Daniel Greenfield, a Shillman Journalism Fellow at the Freedom Center, is a New York writer focusing on radical Islam. He is completing a book on the international challenges America faces in the 21st century.


I grew up in New York City. I know its streets like the back of my hand. And while it’s a shame that plenty of the more eccentric “New Yorkish” stores have vanished, they did so long ago and the real culprits weren’t “chain stores” but a constantly expanding real estate bubble that has made both housing and commercial rentals out of range of many people as every landlord tries to get more out of a space than he put into it.

The New York Daily News has two stupid editorials. One denounces AirBnb for taking “affordable housing” off the market. In fact AirBnb makes housing more affordable for those renting and for those who need to stay a limited amount of time.

The second editorial is an even crazier rant about chain stores.

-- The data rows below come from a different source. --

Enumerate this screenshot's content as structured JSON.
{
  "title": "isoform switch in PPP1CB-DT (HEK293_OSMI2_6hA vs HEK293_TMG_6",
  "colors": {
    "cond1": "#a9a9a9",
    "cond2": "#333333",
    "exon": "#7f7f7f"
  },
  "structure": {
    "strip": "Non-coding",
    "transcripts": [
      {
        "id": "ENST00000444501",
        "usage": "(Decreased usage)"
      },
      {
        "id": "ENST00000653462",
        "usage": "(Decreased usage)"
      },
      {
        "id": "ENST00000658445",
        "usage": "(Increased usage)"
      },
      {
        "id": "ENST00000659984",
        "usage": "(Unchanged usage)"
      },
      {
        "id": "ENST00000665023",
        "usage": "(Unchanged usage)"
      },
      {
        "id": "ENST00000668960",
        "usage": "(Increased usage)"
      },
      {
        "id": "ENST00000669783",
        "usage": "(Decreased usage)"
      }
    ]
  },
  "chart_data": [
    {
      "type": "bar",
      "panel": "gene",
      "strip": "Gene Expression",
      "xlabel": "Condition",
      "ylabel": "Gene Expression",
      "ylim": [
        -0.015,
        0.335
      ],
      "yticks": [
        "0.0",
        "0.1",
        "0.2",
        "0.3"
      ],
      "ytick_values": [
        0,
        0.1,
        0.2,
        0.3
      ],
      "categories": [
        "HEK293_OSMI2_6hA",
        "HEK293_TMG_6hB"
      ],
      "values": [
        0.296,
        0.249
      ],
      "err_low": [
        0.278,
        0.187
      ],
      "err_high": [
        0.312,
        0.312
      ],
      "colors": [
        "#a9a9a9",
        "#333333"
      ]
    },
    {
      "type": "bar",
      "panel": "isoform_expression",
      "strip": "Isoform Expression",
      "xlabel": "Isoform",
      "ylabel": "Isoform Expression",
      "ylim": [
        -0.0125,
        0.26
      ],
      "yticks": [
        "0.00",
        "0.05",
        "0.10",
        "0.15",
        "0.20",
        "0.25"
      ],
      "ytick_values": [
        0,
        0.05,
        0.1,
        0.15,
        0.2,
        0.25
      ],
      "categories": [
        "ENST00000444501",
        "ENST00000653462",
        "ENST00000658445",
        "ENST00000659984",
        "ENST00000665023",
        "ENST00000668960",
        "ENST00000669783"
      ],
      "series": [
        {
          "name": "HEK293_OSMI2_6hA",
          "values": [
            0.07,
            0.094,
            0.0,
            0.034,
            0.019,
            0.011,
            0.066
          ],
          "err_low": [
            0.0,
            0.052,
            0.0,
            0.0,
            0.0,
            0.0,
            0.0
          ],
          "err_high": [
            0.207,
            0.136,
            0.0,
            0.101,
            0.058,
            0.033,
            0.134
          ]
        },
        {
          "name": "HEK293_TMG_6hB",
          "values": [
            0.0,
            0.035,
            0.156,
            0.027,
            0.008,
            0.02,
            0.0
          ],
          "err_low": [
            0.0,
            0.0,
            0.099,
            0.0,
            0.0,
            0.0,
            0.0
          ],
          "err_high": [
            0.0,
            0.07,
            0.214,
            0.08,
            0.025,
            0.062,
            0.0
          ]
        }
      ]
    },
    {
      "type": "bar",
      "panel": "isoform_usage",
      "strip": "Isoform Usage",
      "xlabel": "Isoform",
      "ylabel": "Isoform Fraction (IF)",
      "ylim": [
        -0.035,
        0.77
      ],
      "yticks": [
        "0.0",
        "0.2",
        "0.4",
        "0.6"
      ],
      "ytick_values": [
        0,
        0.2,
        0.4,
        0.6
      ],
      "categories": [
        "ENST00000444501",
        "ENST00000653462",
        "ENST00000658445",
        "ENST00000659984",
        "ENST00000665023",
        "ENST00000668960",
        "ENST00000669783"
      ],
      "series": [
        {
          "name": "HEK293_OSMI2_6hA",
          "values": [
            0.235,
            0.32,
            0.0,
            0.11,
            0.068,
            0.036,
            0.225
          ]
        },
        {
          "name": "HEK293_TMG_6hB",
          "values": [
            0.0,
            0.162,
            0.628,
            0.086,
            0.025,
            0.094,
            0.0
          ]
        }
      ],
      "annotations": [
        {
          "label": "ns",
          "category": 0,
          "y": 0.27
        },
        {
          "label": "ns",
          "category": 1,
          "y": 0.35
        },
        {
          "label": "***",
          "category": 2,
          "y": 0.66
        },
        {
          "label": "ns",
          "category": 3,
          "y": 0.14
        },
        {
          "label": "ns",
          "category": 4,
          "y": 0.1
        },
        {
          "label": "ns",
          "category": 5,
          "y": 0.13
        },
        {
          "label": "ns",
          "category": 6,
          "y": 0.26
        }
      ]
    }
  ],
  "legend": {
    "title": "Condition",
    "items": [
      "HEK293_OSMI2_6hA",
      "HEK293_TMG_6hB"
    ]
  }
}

Colony Records had thrived in Times Square for 60 years, until its new landlord reportedly quintupled the rent . After 24 years in the once-gritty, now glamorous Meatpacking District, ever popular Restaurant Florent had its rent shoot up nearly tenfold, from $6,000 to $50,000 per month.

What has replaced these cherished, quintessentially New York business? Almost entirely, it’s been national chains, bank branches or upscale boutiques and restaurants.

Moss here is moving the goalposts from chain stores to upscale restaurants. It’s not even clear how he defines chain stores. Does he believe that four outlets of a Latino restaurant or Korean nail salon are a chain store? I doubt it.

Times Square suddenly became a popular and tourist friendly place. I’m not fond of what it is now, but it is a vast improvement over what it was and were landlords really supposed to charge the same amount of rent for a new Times Square? Ditto for the new Meatpacking District.

It takes money and effort to remake a neighborhood into someplace you don’t trip over bodies. That’s going to be reflected in sale prices and rents.

It seems every week we hear of another authentic New York spot to vanish, from Gray’s Papaya and Shakespeare & Co. Booksellers to little Jim’s Shoe Repair (on East 59th St. since 1932, it’s getting pushed out so Walgreens’ Duane Reade can expand).

Sure New York needs another Duane Reade like it needs another column complaining about how many of them there are. The underlying problem is that DRs and Starbucks wouldn’t be opening on every corner if they didn’t meet the needs of new city residents.

It’s that simple.

There’s a new population in New York and four dollar bottled water and ten dollar lattes meet their needs in a way that the quirkier places don’t. That’s just life and there is no solution for it.

If former Mayor Giuliani could keep adult businesses from operating near one another, then de Blasio can keep national chains from doing the same.

Starbucks and Marc Jacobs should not be allowed to have multiple stores within a few blocks, and we don’t need Walgreens down the street from CVS.

If we don’t have Walgreens across the street from CVS then neither of them will ever leave. Moss wants to build in monopolies for the chain stores he hates. Like most social justice warrior preservationists, he isn’t very bright.

Then, pass the Small Business Jobs Survival Act to create fair negotiations of commercial lease renewals, so landlords can’t use insane rent hikes to evict dependable business people.

Give fines to landlords who leave commercial spaces vacant, creating blight while they wait for the right price.

So the city would tell landlords what they can charge, regardless of their costs and mortgage payments. Prices would plummet, actual blight would set in and that magical 70s/80s NYC disaster that idiots like this dream of on their Instagram accounts would be back.

Not that Bill de Blasio isn’t bringing it back anyway.

I have fond memories of plenty of vanished stores. And most of the truly local stores are gone. Measures like this wouldn’t protect them. They would go on protecting the bodegas and 99 cent stores that sell substandard junk while denying access to more useful stores.

New York City could use a Walmart. The Kmarts and the Home Depots are useful. Only an idiot would deny that. The alternatives to those stores are miserable and offer as much neighborhood value as Times Square’s former denizens.

A lot of the unconventional places that New York City has lost, record stores, book stores, theaters, were doomed anyway for obvious reasons. Ditto for the department stores and clothing stores.

Maybe Moss has a plan to keep Amazon at bay. France does. And their economy isn’t anything to envy.

Stores open because people shop at them. And the customer is always right.